Firstly, If you want to benchmark MLVU in your models, you can refer to our template test code as follows:
python multiple_choice_evaluation/choice_bench.py
You must load your model into this template and evaluate the multiple-choice performance online.
- Step 1 Get the inference results of Sub-Scene Captioning and Video Summary.

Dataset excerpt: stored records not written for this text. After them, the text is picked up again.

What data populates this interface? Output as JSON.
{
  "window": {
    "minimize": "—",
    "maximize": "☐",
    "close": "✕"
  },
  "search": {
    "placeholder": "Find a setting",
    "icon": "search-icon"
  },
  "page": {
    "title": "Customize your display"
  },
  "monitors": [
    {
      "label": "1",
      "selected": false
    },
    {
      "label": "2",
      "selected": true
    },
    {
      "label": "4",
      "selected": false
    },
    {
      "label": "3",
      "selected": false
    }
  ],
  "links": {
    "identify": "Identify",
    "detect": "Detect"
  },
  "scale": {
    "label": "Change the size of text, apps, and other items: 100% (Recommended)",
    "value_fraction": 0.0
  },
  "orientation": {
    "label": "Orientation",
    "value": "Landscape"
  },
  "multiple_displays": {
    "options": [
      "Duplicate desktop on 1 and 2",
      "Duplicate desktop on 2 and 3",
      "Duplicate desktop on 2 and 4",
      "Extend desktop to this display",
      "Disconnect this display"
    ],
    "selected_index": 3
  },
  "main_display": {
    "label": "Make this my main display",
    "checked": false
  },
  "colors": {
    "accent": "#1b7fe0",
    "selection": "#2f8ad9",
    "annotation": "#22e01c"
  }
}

python generation_evaluation/open_bench.py
- Step 2 Run the evaluation for the generation tasks. For Sub-Scene Captioning, modify your pred_path (by step 1) and output_dir then run
python evaluate_ssc.py --pred_path /your_path/subplot_all.json --output_dir /eval_subplot --output_json /eval_subplot.json
python calculate.py --path /eval_subplot
For Video Summarization, modify your pred_path (by step 1) and output_dir then run
python evaluate_summary.py --pred_path /your_path/summary_all.json --output_dir /eval_summary --output_json /eval_summary.json
Then run, and you need to modify the path in it to your output_dir
python calculate_sum.py --path /eval_summary
(Take VideoChat2 as an example:)
- step 1: Download original models as well as weights from VideoChat2
- step 2: Put choice_bench.py and open_bench.py into the folder as the same as demo.py
- step 3: modify your path of the MLVU in choice_bench.py and open_bench.py
- step 4: run the inference and online evaluation for Multiple-choice tasks.
- step 5: run the inference and evaluation for the generation tasks.